In a press conference, Hilda Sánchez Gutiérrez and Josefina Albino Ortiz, coordinators of the autonomous municipality of San Juan Copala, said that women from their community have been disappeared, beaten, raped, and murdered by men who belong to the Union for the Social Well-being of the Triqui Region (UBISORT). 
In San Juan Copala, the Triqui people have a long history of struggle for indigenous peoples’ right to self-determination. However, a decades-long social conflict has caused internal division.
For months, San Juan Copala has been under siege by paramilitary groups who, according to autonomous authorities and social organizations, act with the Oaxacan government’s complicity.
“That is why today we don’t want to remain silent. We want to publicly denounce that as women we are most affected by this violent situation, by isolation and lack of basic services such as education and food supplies. We are the ones who remain in the community,” said Sánchez Gutiérrez.
She said that in order to survive, the women must risk their lives walking along paths in order to get to other communities in order to buy some basic goods and “when we return [to San Juan Copala] we run the risk that they will rob us or rape us or kill us.”
Women have lived with this grave violence for years in San Juan Copala. “We just want to live in peace and we want our rights as indigenous people to be respected–[rights such as] self-determination and and the right to live without violence,” they added.
They mentioned that this past Friday they met with the United Nations Assistant High Commissioner for Human Rights, Kyung-wha Kang. They informed her of the constant human rights violations, said Sánchez Gutiérrez.
She said that the High Commissioner was very attentive and expressed to them that impunity is one of the factors that encourages crime and violence. She told them that the only thing that can guarantee that human rights are respected is justice, and she requested that they document their community’s situation in order to more deeply understand the problem.
In the name of the women in resistance in her community, Sánchez Gutiérrez denounced that men from UBISORT have been responsible for all of the attacks on Triqui women, and that for that reason they hold them [UBISORT] responsible for anything that happens to them, because they [UBISORT] always reacts violently when people denounce them.
“Above all, it is because they don’t consider women to be human beings. They humiliate us, they don’t take our opinion into account, and we are the ones who pay for their thirst for vengeance and for the hatred that they feel towards women,” said the young indigenous woman.

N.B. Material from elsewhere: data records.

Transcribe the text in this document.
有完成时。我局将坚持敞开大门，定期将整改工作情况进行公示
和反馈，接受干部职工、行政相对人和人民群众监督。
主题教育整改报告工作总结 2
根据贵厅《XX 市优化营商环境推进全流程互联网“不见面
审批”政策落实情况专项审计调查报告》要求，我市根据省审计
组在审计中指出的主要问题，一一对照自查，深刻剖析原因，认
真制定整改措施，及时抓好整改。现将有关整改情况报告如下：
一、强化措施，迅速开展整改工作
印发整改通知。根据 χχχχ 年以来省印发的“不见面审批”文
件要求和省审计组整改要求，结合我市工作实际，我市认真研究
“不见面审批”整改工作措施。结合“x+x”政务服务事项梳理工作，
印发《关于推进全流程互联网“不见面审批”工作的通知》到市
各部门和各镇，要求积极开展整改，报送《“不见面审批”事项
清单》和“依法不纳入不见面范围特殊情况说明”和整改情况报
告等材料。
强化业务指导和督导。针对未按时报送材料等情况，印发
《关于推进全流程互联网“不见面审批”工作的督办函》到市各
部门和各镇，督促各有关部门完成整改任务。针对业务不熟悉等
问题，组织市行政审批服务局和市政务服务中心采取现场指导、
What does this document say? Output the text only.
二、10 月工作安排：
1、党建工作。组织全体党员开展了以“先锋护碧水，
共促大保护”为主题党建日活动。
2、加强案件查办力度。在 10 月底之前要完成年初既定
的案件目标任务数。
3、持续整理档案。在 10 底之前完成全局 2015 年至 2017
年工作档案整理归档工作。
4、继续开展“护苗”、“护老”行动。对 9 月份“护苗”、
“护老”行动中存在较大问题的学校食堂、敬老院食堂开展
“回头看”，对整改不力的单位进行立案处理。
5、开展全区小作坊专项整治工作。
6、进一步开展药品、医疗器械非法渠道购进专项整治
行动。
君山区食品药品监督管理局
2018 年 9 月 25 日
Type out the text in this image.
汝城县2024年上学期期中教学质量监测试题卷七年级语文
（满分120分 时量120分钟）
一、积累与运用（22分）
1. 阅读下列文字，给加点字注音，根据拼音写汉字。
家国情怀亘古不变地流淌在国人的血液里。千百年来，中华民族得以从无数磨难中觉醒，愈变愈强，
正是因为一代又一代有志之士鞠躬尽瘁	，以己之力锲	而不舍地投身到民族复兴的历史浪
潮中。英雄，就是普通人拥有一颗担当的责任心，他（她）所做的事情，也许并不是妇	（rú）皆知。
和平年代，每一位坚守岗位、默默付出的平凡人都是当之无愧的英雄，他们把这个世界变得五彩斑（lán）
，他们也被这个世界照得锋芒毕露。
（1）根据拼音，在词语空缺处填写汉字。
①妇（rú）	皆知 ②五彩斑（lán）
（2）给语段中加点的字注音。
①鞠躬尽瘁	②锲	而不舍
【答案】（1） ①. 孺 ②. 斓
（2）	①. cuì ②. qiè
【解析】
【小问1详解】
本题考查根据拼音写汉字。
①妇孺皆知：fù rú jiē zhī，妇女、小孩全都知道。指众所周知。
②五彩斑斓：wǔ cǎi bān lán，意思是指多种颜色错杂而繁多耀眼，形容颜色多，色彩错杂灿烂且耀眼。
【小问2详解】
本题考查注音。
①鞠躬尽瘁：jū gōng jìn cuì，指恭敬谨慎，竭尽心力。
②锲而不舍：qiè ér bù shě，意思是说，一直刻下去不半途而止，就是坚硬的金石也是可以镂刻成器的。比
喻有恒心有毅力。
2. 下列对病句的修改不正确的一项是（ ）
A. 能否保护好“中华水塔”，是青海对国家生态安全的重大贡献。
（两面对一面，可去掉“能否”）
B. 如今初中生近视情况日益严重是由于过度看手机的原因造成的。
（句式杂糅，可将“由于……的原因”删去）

Accompanied by six indigenous women with their daughters and sons, Sánchez Gutiérrez recounted that this past May 15, two differently abled women were attacked, beaten, and dragged during a kidnapping attempt perpetrated by UBISORT leaders Rufino and Anastasio Juárez, who were drunk.
That same day, 30 women who were returning to San Juan Copala after collecting their aid from the Opportunities Program [a government welfare program] had their supplies stolen. Nine women, two children, and a baby were detained for over twelve hours by members of the UBISORT group.
On May 20, Cleriberta Castro Aguilar was murdered along with her husband. On June 24, 8-year-old Miriam Martínez was wounded during a shooting perpetrated by the armed group. On June 26,the municipality was attacked and Marcelina de Jesús López and Celestina Cruz Ramírez were wounded, added Sánchez Gutiérrez.
In support of the autonomous municipality, she said, on August 23 the “Third Peace Caravan” will leave from Huajuapan de León, Oaxaca, for Mexico City. It will be led by women and their daughters and sons.
She said that the Caravan plans to stop in the community where human rights defender Beatriz Alberta Cariño lived. Cariño was murdered this past April 27 during an armed attack on the International Human Rights Observation Caravan, which was headed to San Juan Copala.
The delivery of humanitarian aid to the town of San Juan Copala has been thwarted on two occasions, most recently on June 8, when [the second caravan] attempted to deliver over 30 tons of supplies that were left in a warehouse in Huajuapan de León.
Faced with that situation, the supplies had to be transported by residents in an “Operation Ant.” To date, 70% of the aid has been carried into San Juan Copala on the backs of residents of the Triqui community.
Hilda Sánchez added that the caravan also plans to make a stop in San Salvador Atenco.
The goal is to demand that the federal government dismantle paramilitary groups and that peace return to the municipality, because the Oaxacan government has not listened to them. They will also visit government offices such as the Secretary of the Interior and the Federal Attorney General’s Office.
 The United Nations High Commission on Refugees classifies UBISORT, which was founded by the ruling political party in Oaxaca, as aparamilitary organization.
 Anastasio Juárez was murdered last week, leading to a joint raid on San Juan Copala carried out by UBISORT and Oaxacan state police. State police have since left the community, but the paramilitaries have taken over San Juan Copala’s town hall and the military has deployed to the paramiltary-controlled town of La Sabana, located 5-10 minutes from San Juan Copala.